Originally posted by: Barack Obama
by the way when I say log, i mean log(e) not log(10)

What do you mean log(e). Is the expression a base e logarithm? If so, the answer is just 1/x. The 1/k cancels out when you use the chain rule.

 

[Leros]

Originally posted by: GML3G0

Originally posted by: Barack Obama
by the way when I say log, i mean log(e) not log(10)

What do you mean log(e). Is the expression a base e logarithm? If so, the answer is just 1/x. The 1/k cancels out when you use the chain rule.

log(e) means log e base 10

 

[JJChicken]

sorry i meant Log natural. Thanks GML3G0, can't believe I was so stupid not to see that.

 

[ShotgunSteven]

Originally posted by: Barack Obama
sorry i meant Log natural. Thanks GML3G0, can't believe I was so stupid not to see that.

I don't think anyone here will have trouble believing it.

 

[JJChicken]

Originally posted by: ShotgunSteven

Originally posted by: Barack Obama
sorry i meant Log natural. Thanks GML3G0, can't believe I was so stupid not to see that.

I don't think anyone here will have trouble believing it.

That's true, I was once contemplating buying a Mac 😛

 

[DrPizza]

Why not use properties of logs BEFORE taking the derivative?

ln(x/k) = ln(x) - ln(k)
and, since k is a constant, the derivative of ln(k) = 0

Thus, it's retardedly simple (when you realize you can break it up that way).

If by log, you meant log base 10, then you can still break it up into two logs.
and the derivative of log base 10 (x); via change of base to ln(x)/ln(10), is 1/(x(ln10))

Originally posted by: Leros
I did this on my calc.

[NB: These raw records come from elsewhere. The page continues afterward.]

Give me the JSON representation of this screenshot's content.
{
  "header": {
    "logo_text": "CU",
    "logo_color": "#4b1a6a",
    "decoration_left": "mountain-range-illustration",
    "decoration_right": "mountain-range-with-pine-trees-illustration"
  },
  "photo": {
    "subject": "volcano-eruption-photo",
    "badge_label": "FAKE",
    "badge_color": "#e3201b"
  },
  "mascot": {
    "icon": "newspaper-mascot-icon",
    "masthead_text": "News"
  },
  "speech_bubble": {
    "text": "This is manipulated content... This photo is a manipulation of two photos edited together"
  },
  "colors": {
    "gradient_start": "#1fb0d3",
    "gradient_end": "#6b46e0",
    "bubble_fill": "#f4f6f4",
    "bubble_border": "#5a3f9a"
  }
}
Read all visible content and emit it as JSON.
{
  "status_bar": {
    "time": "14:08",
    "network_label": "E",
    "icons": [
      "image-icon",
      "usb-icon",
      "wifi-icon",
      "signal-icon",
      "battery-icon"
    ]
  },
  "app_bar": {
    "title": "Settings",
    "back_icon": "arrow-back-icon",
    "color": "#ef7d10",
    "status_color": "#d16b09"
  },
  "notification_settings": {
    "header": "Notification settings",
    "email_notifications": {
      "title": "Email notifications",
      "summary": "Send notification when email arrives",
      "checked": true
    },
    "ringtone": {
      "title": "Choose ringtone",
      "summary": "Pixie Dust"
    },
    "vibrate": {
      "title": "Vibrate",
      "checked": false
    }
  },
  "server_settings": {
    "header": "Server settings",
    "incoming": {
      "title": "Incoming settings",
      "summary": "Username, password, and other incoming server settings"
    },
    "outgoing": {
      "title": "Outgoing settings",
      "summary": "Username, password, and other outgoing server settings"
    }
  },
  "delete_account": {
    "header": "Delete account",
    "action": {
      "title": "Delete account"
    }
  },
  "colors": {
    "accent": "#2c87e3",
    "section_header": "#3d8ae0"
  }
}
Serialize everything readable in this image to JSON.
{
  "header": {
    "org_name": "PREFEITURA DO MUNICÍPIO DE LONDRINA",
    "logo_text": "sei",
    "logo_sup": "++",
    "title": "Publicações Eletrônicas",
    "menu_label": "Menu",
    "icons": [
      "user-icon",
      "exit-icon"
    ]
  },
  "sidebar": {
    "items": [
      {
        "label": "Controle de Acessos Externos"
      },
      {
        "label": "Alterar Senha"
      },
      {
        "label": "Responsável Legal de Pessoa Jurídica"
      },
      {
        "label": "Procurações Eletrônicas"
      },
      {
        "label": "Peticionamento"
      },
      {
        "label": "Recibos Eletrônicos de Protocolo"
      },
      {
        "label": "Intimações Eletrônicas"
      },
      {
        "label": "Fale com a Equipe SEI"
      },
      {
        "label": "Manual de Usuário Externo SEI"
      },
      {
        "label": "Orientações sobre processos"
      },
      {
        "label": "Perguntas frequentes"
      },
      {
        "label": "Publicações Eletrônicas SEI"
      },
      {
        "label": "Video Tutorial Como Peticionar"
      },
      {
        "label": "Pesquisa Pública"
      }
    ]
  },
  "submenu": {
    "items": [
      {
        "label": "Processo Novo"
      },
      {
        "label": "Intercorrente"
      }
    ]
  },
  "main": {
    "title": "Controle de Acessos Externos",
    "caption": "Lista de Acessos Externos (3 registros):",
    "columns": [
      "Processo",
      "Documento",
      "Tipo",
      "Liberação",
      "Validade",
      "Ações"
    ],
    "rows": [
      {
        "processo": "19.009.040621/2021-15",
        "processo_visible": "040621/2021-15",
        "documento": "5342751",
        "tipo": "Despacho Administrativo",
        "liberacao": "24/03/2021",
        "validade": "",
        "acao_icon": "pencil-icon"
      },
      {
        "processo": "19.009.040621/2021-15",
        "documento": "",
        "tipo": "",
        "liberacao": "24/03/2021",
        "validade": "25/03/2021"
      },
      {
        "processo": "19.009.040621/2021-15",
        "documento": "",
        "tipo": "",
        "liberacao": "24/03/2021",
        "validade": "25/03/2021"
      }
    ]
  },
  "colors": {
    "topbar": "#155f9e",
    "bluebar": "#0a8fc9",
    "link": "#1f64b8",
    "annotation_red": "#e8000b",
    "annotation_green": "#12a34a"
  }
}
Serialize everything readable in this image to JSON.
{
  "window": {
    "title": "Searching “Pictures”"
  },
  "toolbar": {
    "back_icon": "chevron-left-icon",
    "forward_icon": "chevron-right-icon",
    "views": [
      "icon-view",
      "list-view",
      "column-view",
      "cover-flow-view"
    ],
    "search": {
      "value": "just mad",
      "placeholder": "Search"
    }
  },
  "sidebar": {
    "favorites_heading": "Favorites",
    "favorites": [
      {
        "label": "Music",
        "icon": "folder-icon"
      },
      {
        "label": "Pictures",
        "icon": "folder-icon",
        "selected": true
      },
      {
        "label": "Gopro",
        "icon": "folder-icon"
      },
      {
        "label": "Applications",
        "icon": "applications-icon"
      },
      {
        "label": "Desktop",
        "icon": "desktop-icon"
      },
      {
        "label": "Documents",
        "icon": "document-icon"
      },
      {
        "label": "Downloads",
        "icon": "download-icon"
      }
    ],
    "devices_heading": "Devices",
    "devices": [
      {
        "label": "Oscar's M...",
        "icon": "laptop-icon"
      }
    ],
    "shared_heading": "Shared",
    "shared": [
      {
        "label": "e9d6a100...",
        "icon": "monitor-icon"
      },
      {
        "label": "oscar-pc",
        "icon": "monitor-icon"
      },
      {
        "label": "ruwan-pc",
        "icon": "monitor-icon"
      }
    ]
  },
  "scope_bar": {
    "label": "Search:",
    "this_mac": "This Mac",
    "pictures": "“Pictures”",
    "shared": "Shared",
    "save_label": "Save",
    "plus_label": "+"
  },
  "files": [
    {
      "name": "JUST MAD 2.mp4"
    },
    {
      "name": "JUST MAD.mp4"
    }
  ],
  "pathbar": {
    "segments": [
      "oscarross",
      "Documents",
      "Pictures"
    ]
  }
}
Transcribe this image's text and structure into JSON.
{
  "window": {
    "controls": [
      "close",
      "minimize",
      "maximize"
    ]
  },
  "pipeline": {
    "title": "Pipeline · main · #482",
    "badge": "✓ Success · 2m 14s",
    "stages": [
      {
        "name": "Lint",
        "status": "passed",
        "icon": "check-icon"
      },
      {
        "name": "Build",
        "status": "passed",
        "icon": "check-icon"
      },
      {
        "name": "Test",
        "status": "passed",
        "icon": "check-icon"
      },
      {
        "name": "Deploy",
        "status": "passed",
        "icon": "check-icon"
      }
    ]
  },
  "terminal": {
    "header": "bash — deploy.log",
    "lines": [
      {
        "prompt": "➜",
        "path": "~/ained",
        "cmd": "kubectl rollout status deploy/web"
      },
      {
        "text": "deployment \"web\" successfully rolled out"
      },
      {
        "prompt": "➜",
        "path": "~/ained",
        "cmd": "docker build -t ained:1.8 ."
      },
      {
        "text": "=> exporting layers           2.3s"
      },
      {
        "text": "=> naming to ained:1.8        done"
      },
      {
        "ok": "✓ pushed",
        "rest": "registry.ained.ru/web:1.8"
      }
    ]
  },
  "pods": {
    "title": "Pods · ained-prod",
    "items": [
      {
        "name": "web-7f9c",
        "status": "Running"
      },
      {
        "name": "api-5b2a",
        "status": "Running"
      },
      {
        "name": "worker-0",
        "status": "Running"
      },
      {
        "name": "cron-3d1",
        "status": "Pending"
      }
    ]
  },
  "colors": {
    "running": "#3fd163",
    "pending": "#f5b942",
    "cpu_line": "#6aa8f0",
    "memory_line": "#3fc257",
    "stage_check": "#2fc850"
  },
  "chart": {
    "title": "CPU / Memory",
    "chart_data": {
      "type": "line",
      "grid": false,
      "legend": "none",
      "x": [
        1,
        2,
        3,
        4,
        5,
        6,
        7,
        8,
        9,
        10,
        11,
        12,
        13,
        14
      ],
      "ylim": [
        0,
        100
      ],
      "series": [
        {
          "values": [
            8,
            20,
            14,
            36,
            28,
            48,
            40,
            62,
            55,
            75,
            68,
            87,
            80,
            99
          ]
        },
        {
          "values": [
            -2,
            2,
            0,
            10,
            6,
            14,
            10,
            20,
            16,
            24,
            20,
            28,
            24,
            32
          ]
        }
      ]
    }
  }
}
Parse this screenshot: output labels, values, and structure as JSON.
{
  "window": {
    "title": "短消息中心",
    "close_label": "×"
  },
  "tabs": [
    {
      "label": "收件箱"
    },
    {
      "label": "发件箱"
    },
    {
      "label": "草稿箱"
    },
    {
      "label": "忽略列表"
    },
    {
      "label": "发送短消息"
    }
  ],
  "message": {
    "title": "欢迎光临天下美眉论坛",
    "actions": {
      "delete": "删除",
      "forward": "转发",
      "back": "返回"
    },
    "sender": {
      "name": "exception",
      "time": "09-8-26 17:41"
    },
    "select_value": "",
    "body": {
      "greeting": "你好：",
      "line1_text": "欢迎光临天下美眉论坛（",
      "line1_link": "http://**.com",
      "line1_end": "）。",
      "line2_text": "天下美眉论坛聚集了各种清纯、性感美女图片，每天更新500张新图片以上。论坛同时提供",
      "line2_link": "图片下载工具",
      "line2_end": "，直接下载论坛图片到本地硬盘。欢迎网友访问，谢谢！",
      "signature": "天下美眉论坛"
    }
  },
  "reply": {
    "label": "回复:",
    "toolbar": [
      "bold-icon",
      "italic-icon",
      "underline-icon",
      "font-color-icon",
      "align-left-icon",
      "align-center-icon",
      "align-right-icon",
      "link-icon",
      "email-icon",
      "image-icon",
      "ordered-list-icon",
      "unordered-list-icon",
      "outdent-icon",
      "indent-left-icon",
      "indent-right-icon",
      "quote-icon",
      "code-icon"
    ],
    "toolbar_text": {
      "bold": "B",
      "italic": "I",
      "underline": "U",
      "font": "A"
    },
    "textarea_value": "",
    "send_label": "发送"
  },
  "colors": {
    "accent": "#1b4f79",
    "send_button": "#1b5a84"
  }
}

I got log(e)/x.

Its weird that it doesn't depend on k.

It shouldn't be, when you consider the properties of logs. If you were graphing y=ln(x/5) it would be the same as the graph of ln(x) shifted down ln(5) units. And, shifting a graph in the vertical direction does not affect the shape of the graph, nor the instantaneous rate of change at any x-value. But (*sigh*) such knowledge is "obsolete" in an age where everyone overly-relies on graphing calculators. Hence, there is little to no thought put into what graphs of functions look like. Perhaps another way of explaining it is "y=x² +5x -k" - the derivative does not depend on k. It merely shifts the parabola in the vertical direction, not affecting the instantaneous rate of change at any x value (slope of the tangent line.)


Also, in B.O.'s post of the lecturer's solution, since it was 1/C * (log(x/k)), and his answer is 1/(Cx), then it appears that the "log" notation was referring to natural log, rather than log base 10. That's almost starting to get annoying as "log" is more and more commonly being used to mean "natural log", but "log" on a calculator is "log base 10." You have to realize what context you're in.

And, lastly to address the answer of "log(e)/x", it's the same as 1/(xln10); the 1/(ln10) part, via change of base formula become 1/(log(10)/log(e)) = log(e)/log(10) = log(e)/1

 

[Fenixgoon]

Originally posted by: DrPizza
And, shifting a graph in the vertical direction does not affect the shape of the graph, nor the instantaneous rate of change at any x-value. But (*sigh*) such knowledge is "obsolete" in an age where everyone overly-relies on graphing calculators. Hence, there is little to no thought put into what graphs of functions look like.

i can't tell you how often i use LN in math.. but i still don't know the shape of it 😛

 

[Tiamat]

Originally posted by: DrPizza
Why not use properties of logs BEFORE taking the derivative?

ln(x/k) = ln(x) - ln(k)
and, since k is a constant, the derivative of ln(k) = 0

Thus, it's retardedly simple (when you realize you can break it up that way).

Yup, this is the simplist way and most easy to see. Always take advantage of log rules.